Little is known about the reproduction of the white-capped fruit dove. However, the reproduction of species of the same genus has been explored (for example the Jambu fruit doves, Ptilinopus jambu). Birds of the genus Ptilinopus show more parental care from the female which spends the day only feeding while the males feed and brood the squabs. The females then take over and brood in the evening, at night, and in the morning until the male starts brooding again. The rates of feeding and brooding are lower in fruit doves compared to seed eating columbidae. Many factors would explain this like the lower metabolic rates of fruit doves, the content of the crop milk and the single egg clutches.

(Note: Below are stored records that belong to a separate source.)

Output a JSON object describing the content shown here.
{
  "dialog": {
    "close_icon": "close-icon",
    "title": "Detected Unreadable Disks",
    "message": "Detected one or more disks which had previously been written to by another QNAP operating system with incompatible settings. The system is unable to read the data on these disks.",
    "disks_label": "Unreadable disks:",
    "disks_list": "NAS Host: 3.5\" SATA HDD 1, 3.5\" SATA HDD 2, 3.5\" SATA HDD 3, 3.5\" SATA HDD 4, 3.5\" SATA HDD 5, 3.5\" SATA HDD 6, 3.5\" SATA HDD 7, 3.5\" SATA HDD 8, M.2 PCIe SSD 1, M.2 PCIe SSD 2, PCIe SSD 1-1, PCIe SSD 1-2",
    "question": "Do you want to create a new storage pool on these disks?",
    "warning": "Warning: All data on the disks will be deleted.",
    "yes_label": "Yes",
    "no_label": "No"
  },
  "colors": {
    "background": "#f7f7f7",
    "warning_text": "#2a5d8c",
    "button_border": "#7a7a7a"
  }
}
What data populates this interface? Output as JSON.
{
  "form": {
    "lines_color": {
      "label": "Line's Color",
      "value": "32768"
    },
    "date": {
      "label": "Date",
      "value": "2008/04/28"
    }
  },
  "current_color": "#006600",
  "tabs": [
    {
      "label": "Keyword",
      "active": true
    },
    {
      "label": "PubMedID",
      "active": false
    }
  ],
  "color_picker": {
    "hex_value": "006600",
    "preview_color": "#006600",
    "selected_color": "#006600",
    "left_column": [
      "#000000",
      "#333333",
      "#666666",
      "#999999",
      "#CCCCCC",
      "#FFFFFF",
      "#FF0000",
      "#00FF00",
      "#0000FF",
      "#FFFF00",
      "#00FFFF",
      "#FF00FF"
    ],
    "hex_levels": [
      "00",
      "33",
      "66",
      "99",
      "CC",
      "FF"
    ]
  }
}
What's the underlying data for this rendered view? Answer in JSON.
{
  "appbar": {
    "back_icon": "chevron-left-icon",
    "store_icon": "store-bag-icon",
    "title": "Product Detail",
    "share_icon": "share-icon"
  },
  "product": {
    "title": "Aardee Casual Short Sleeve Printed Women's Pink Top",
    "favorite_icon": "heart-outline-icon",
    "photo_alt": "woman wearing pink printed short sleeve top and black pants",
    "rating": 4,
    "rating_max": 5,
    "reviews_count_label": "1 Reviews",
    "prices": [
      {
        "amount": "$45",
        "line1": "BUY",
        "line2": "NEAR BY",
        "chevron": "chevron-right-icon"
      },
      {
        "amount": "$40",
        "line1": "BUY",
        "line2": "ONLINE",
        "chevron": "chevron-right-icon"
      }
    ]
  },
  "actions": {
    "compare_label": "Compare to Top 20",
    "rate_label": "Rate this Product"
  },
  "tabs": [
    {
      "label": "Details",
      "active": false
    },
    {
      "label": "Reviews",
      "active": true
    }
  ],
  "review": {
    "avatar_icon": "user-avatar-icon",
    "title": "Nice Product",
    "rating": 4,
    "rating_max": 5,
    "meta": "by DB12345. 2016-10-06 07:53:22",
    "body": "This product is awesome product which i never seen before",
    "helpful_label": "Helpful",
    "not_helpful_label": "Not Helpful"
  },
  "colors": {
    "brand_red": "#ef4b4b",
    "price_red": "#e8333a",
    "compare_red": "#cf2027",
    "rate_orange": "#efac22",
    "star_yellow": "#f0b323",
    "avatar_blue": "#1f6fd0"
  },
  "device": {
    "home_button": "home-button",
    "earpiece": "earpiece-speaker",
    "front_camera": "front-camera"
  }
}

== Habitat and distribution ==

=== Habitat ===
They prefer forested habitats where there is the presence of fruiting plants. They have been found sitting next to trees called banyans. They often move from areas where there is an absence of fruits and flowers to areas where there is a higher concentration of food sources, often by traversing mountain passes. It is rare to observe fruit doves in the wild because of their preference for denser forests.

=== Distribution ===
The white–capped fruit dove is an endemic species of French Polynesia. It can be found on the group of islands named Marquesas Islands. For the subspecies Ptilinopus d. dupetithouarsii, it can be found on the islands Hiva Oa, Tahuata, Mohotani and Fatuhiva, the more southern islands of the archipelago. For Ptilinopus d. viridior, it can be found on the islands Nuku Hiva, Ua Huka and Ua Pou which are the northern islands.

== Conservation ==
Although the white-capped fruit dove was declared of least concern of extinct by the IUCN redlist, some studies explored the potential for extinction of species endemic to islands. The paleoecological data showed that endemism, body size and diet are important factors in the extinction risks of bird species. The white-capped fruit dove was determined to be a false-positive, a species with high extinction risk that might be considered of least concerned because of its high resiliency or conservation measures. For the future, further studies to assess wildlife management and conservation measures might be needed in order to keep the species away from extinction.

On Tathuata island, the populations of white-capped fruit dove have been declining because of the introduction of the great horned owl.